4. For each page, the scraper accurately extracted key product
details:

  -Product title

  -Price

  -Rating (number of stars)

  -Product URL

  -Image URL

  -Page number

5. Data from all pages was collected into a single list, confirming that no product data was overwritten or duplicated during pagination.

6. The scraper successfully stored the extracted data into two structured formats:

*   CSV file for spreadsheet-based analysis
*   JSON file for programmatic and API-based usage


7. The use of exception handling during page loading prevented runtime crashes and allowed the scraper to terminate gracefully once the last page was reached.

8. The overall execution confirmed that Playwright can reliably scrape dynamically paginated websites in a controlled testing environment.

**Conclusion**

The web scraping system was successfully implemented using Playwright with asynchronous Python programming to extract product data from a dynamic e-commerce website. The scraper efficiently navigated through multiple pages, identified product elements, and captured relevant information with high accuracy.
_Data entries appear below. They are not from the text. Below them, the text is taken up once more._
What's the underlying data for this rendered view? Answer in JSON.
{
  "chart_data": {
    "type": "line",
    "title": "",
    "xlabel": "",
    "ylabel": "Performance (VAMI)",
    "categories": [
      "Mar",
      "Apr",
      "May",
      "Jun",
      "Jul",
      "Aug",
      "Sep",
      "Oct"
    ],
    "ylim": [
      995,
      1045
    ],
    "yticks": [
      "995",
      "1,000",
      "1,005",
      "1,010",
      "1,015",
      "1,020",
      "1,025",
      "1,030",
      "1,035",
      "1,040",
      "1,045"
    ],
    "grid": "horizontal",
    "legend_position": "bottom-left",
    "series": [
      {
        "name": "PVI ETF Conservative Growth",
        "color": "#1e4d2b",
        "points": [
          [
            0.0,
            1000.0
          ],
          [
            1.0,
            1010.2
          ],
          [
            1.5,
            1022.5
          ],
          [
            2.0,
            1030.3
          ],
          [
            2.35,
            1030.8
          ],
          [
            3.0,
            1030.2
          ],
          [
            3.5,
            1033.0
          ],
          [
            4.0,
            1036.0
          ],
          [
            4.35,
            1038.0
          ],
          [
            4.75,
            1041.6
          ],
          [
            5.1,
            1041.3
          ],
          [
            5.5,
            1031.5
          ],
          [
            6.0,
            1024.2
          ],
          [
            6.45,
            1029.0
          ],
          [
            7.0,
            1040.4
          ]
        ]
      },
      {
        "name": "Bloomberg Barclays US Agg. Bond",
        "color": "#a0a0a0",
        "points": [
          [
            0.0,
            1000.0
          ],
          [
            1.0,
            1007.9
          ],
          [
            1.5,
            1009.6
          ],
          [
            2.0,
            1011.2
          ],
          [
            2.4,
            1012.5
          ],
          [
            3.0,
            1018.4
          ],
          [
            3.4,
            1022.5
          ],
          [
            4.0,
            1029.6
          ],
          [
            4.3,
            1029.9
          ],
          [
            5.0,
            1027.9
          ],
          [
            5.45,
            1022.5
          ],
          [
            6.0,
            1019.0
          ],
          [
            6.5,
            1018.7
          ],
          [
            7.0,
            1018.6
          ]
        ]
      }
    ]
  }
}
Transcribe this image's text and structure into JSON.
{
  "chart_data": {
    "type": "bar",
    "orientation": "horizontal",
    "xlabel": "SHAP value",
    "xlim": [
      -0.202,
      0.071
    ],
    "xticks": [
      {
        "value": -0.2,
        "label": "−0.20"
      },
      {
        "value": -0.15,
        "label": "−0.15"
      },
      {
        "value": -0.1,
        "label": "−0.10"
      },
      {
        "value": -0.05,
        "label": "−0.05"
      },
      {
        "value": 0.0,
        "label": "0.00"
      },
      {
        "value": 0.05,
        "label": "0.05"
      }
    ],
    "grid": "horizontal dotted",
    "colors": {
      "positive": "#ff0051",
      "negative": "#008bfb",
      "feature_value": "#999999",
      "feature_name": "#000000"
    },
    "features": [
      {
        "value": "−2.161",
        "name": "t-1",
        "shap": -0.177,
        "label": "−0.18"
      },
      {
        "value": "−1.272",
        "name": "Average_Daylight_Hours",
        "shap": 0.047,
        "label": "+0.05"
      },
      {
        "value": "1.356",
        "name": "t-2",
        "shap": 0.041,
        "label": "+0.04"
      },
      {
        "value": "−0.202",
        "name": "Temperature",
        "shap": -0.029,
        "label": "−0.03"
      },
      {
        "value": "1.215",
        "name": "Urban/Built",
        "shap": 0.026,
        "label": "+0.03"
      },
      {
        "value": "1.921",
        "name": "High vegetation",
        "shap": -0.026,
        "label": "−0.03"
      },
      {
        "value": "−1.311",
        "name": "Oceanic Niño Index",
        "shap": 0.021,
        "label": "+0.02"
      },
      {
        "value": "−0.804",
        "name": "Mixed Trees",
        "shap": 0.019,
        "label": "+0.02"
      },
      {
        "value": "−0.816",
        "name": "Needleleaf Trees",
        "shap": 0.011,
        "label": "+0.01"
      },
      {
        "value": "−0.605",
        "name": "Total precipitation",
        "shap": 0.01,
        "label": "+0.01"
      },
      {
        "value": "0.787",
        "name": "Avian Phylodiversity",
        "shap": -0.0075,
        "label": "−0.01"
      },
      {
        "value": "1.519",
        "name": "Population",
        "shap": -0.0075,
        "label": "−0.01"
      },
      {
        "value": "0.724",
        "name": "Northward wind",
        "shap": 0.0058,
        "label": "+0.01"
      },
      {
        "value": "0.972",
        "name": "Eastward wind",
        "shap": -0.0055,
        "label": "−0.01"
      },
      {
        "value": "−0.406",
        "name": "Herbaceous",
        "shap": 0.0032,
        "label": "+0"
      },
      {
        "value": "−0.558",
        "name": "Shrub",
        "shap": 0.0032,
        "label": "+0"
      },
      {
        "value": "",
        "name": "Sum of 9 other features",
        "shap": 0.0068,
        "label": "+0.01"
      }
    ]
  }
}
By exporting the scraped data into both CSV and JSON formats, the system ensures compatibility with data analysis tools, databases, and machine learning pipelines. The implementation demonstrates that Playwright is a robust and scalable solution for scraping JavaScript-rendered websites where traditional HTTP-based scraping tools may fail.

Overall, the project validates the effectiveness of asynchronous browser automation for real-world data extraction tasks and provides a strong foundation for extending the scraper to include additional product attributes, categories, or automated data processing workflows.